When working with the DevExpress WPF GridControl, you can get an InfiniteGridSizeException thrown if the grid is in a container with potentially infinite height.

A consultation with Professor Google will show there are two suggested solutions - set MaxHeight on the GridControl to limit its height, or set the AllowInfiniteGridSize property to true. These two suggestions are repeated endlessly on the Developer Express support site.

There is, however, a simple third solution: Change the container of the GridControl so that it no longer has potentially infinite height.

For example, I’m hosting a GridControl within a NavBarControl and was getting the InfiniteGridSizeException. The NavBarGroup looked like this:

<dxn:NavBarGroup Header="Classifications"
                 DisplaySource="Content">
    <dxn:NavBarGroup.Content>
        <dxg:GridControl x:Name="grid"
                         ItemsSource="{Binding ClassificationListScreens}">
            ...
        </dxg:GridControl>
    </dxn:NavBarGroup.Content>
</dxn:NavBarGroup>

What I didn’t realise was that the NavBarGroup allows it’s content to have any height at all. Limiting the height of the content to the visible area just required setting the GroupScrollMode property:

<dxn:NavBarGroup Header="Classifications"
                 DisplaySource="Content"
                 GroupScrollMode="None">    <!-- Add this! -->
    <dxn:NavBarGroup.Content>
        <dxg:GridControl x:Name="grid"
                         ItemsSource="{Binding ClassificationListScreens}">
            ...
        </dxg:GridControl>
    </dxn:NavBarGroup.Content>
</dxn:NavBarGroup>

Once this was set, my GridControl stopped complaining and I was able to get on with building my application.

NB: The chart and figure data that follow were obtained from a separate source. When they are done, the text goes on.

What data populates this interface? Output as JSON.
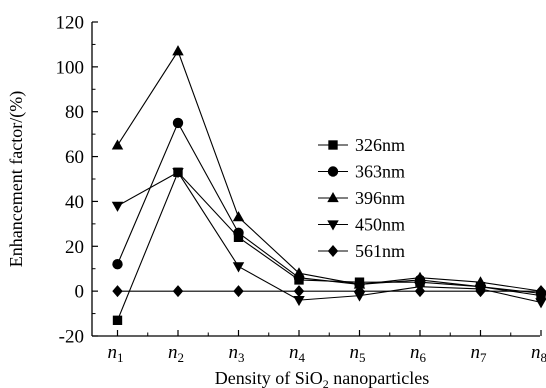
{
  "chart_data": {
    "type": "line",
    "xlabel": {
      "prefix": "Density of SiO",
      "sub": "2",
      "suffix": " nanoparticles"
    },
    "ylabel": "Enhancement factor/(%)",
    "categories": [
      {
        "base": "n",
        "sub": "1"
      },
      {
        "base": "n",
        "sub": "2"
      },
      {
        "base": "n",
        "sub": "3"
      },
      {
        "base": "n",
        "sub": "4"
      },
      {
        "base": "n",
        "sub": "5"
      },
      {
        "base": "n",
        "sub": "6"
      },
      {
        "base": "n",
        "sub": "7"
      },
      {
        "base": "n",
        "sub": "8"
      }
    ],
    "ylim": [
      -20,
      120
    ],
    "yticks": [
      -20,
      0,
      20,
      40,
      60,
      80,
      100,
      120
    ],
    "grid": false,
    "legend_position": "center-right",
    "series": [
      {
        "name": "326nm",
        "marker": "square",
        "values": [
          -13,
          53,
          24,
          5,
          4,
          4,
          2,
          -2
        ]
      },
      {
        "name": "363nm",
        "marker": "circle",
        "values": [
          12,
          75,
          26,
          6,
          3,
          5,
          2,
          -1
        ]
      },
      {
        "name": "396nm",
        "marker": "triangle-up",
        "values": [
          65,
          107,
          33,
          8,
          3,
          6,
          4,
          0
        ]
      },
      {
        "name": "450nm",
        "marker": "triangle-down",
        "values": [
          38,
          53,
          11,
          -4,
          -2,
          2,
          1,
          -5
        ]
      },
      {
        "name": "561nm",
        "marker": "diamond",
        "values": [
          0,
          0,
          0,
          0,
          0,
          0,
          0,
          0
        ]
      }
    ]
  }
}
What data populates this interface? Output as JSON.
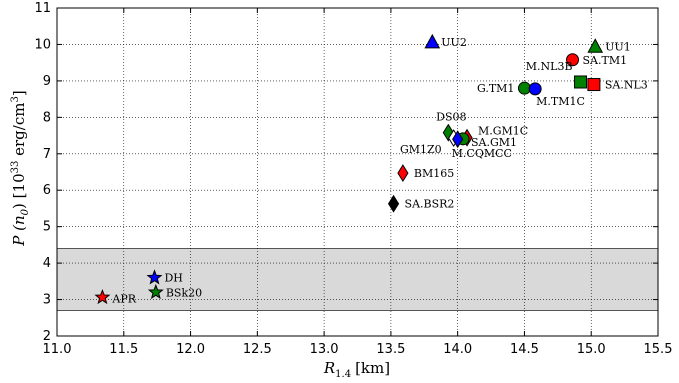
{
  "chart_data": {
    "type": "scatter",
    "xlabel": "R",
    "xlabel_sub": "1.4",
    "xlabel_unit": "[km]",
    "ylabel": "P (n",
    "ylabel_sub": "0",
    "ylabel_mid": ") [10",
    "ylabel_sup": "33",
    "ylabel_unit": " erg/cm",
    "ylabel_sup2": "3",
    "ylabel_end": "]",
    "xlim": [
      11.0,
      15.5
    ],
    "ylim": [
      2.0,
      11.0
    ],
    "xticks": [
      "11.0",
      "11.5",
      "12.0",
      "12.5",
      "13.0",
      "13.5",
      "14.0",
      "14.5",
      "15.0",
      "15.5"
    ],
    "yticks": [
      "2",
      "3",
      "4",
      "5",
      "6",
      "7",
      "8",
      "9",
      "10",
      "11"
    ],
    "grid": true,
    "band": {
      "ymin": 2.7,
      "ymax": 4.4,
      "color": "#d9d9d9"
    },
    "points": [
      {
        "label": "UU2",
        "x": 13.81,
        "y": 10.07,
        "marker": "triangle",
        "color": "#0000ff"
      },
      {
        "label": "UU1",
        "x": 15.03,
        "y": 9.95,
        "marker": "triangle",
        "color": "#008000"
      },
      {
        "label": "SA.TM1",
        "x": 14.86,
        "y": 9.58,
        "marker": "circle",
        "color": "#ff0000"
      },
      {
        "label": "M.NL3B",
        "x": 14.92,
        "y": 8.97,
        "marker": "square",
        "color": "#008000"
      },
      {
        "label": "SA.NL3",
        "x": 15.02,
        "y": 8.9,
        "marker": "square",
        "color": "#ff0000"
      },
      {
        "label": "G.TM1",
        "x": 14.5,
        "y": 8.8,
        "marker": "circle",
        "color": "#008000"
      },
      {
        "label": "M.TM1C",
        "x": 14.58,
        "y": 8.78,
        "marker": "circle",
        "color": "#0000ff"
      },
      {
        "label": "DS08",
        "x": 13.93,
        "y": 7.58,
        "marker": "diamond",
        "color": "#008000"
      },
      {
        "label": "M.GM1C",
        "x": 14.07,
        "y": 7.44,
        "marker": "diamond",
        "color": "#ff0000"
      },
      {
        "label": "SA.GM1",
        "x": 14.04,
        "y": 7.41,
        "marker": "circle",
        "color": "#008000"
      },
      {
        "label": "GM1Z0",
        "x": 13.97,
        "y": 7.43,
        "marker": "diamond",
        "color": "#ffffff"
      },
      {
        "label": "M.CQMCC",
        "x": 14.0,
        "y": 7.4,
        "marker": "diamond",
        "color": "#0000ff"
      },
      {
        "label": "BM165",
        "x": 13.59,
        "y": 6.47,
        "marker": "diamond",
        "color": "#ff0000"
      },
      {
        "label": "SA.BSR2",
        "x": 13.52,
        "y": 5.63,
        "marker": "diamond",
        "color": "#000000"
      },
      {
        "label": "DH",
        "x": 11.73,
        "y": 3.6,
        "marker": "star",
        "color": "#0000ff"
      },
      {
        "label": "BSk20",
        "x": 11.74,
        "y": 3.2,
        "marker": "star",
        "color": "#008000"
      },
      {
        "label": "APR",
        "x": 11.34,
        "y": 3.06,
        "marker": "star",
        "color": "#ff0000"
      }
    ]
  }
}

The lesson here is twofold:

Firstly, the exception really does indicate the source of the problem and direct you to the solution if you pay attention:

By default, an infinite grid height is not allowed since all grid rows will be rendered and hence the grid will work very slowly. To fix this issue, you should place the grid into a container that will give a finite height to the grid, or you should manually specify the grid’s Height or MaxHeight. Note that you can also avoid this exception by setting the GridControl.AllowInfiniteGridSize static property to True, but in that case the grid will run slowly.

Secondly, DeveloperExpress could do a better job of telling people how to solve the issue instead of just working around it.